In 2003, when he was a senior prosecutor at the Seoul Central District Prosecutors’ Office, he detained the chairman of the ruling Democratic Party, Chyung Dai-chul, a high-profile politician, on suspicion of receiving kickbacks from the owner of a local shopping center in 2003. At the time, Chyung resisted questioning, so Chae ordered investigators to arrest him in his house and bring him in. In 2006, he also shook up industrial circles by indicting Hyundai Motor Group Chairman Chung Mong-koo for bribery.
“I feel a grave responsibility being nominated to be the next prosecutor general, while the prosecution is in crisis trying to regain the trust of the people,” Chae said in a statement yesterday. “With a humble spirit, I will do my best to prepare for the upcoming confirmation hearing.”
The nomination for the nation’s top prosecutor came 106 days after former chief Han Sang-dae stepped down last year, bitterly taking responsibility for internal conflicts and bribery scandals involving fellow prosecutors.
The opposition Democratic United Party expressed dissatisfaction in Chae’s nomination.
“On Dec. 2, ahead of the presidential election, the president announced her plan to reform the prosecution and pledged to kick out all corrupted prosecutors,” Kim Hyun, a DUP spokesman said at a briefing yesterday. “We deeply question whether she indeed has a will to reform the prosecution.
“The DUP will thoroughly scrutinize Chae to figure out whether he is indeed the right person to lead the reform of the prosecution,” the spokesman continued. “We also remind the president of her promise of Dec. 2, saying she won’t appoint a prosecutor-general nominee who is not approved by the legislature.”
Lee Sung-han, commissioner of the Busan Metropolitan Agency, was chosen to be commissioner of the National Police Agency. A native of Seoul, Lee graduated from the police administration department of Dongguk University.
The nomination of a new police chief came as a surprise, because expectations were high that police chief Kim Ki-yong would not be replaced. During her campaign, Park guaranteed a two-year term for the police chief to shield the police from political pressure.
Since the two-year term was designated by law in 2003, there has been only one commissioner who lasted for a full term.
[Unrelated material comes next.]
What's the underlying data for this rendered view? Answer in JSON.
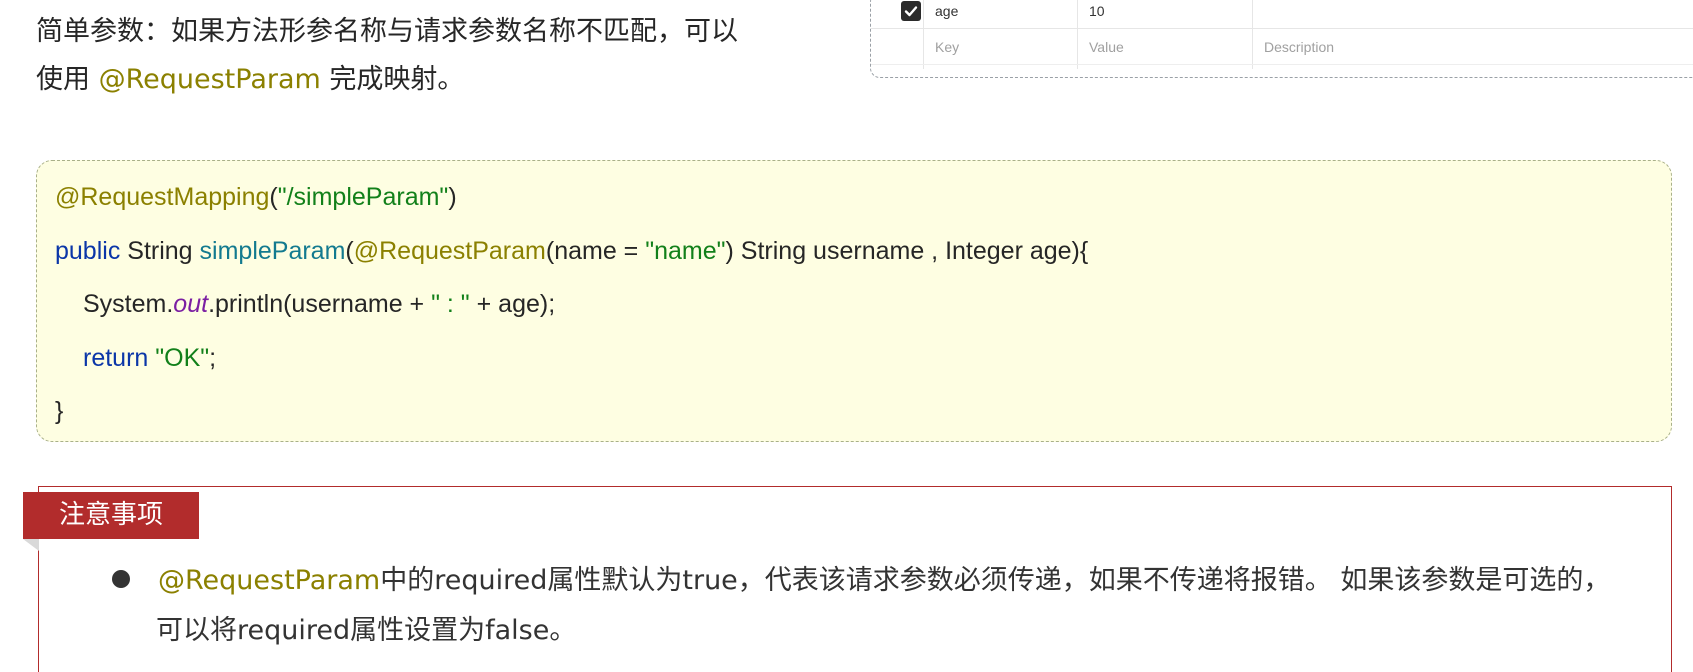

Others stayed in office for an average of about one year and three-month term and ended up stepping down, usually after political pressure.
Kim Duk-joong, commissioner of the Jungbu Regional Tax Office, was nominated to be chief of the National Tax Service. A native of Daejeon, Kim studied economics at Chung-Ang University.
Besides the three top officials, 15 heads of state organizations were also announced. Half of the 18 officials came from South and North Gyeongsang provinces.
“The standard for these nomination was the nominee’s expertise,” Yoon Chang-jung, a spokesman of Park, said at a briefing. “We urged promotions of insiders and avoided the practice of parachuting people in from the cabinet.”
Not all of the 18 nominees will be grilled at confirmation hearings. Under the law, only three - the nominees for police chief, prosecutor general and head of the tax agency - will have to attend confirmation hearings by the legislature, along with Nam Jae-joon, nominee to the National Intelligence Service.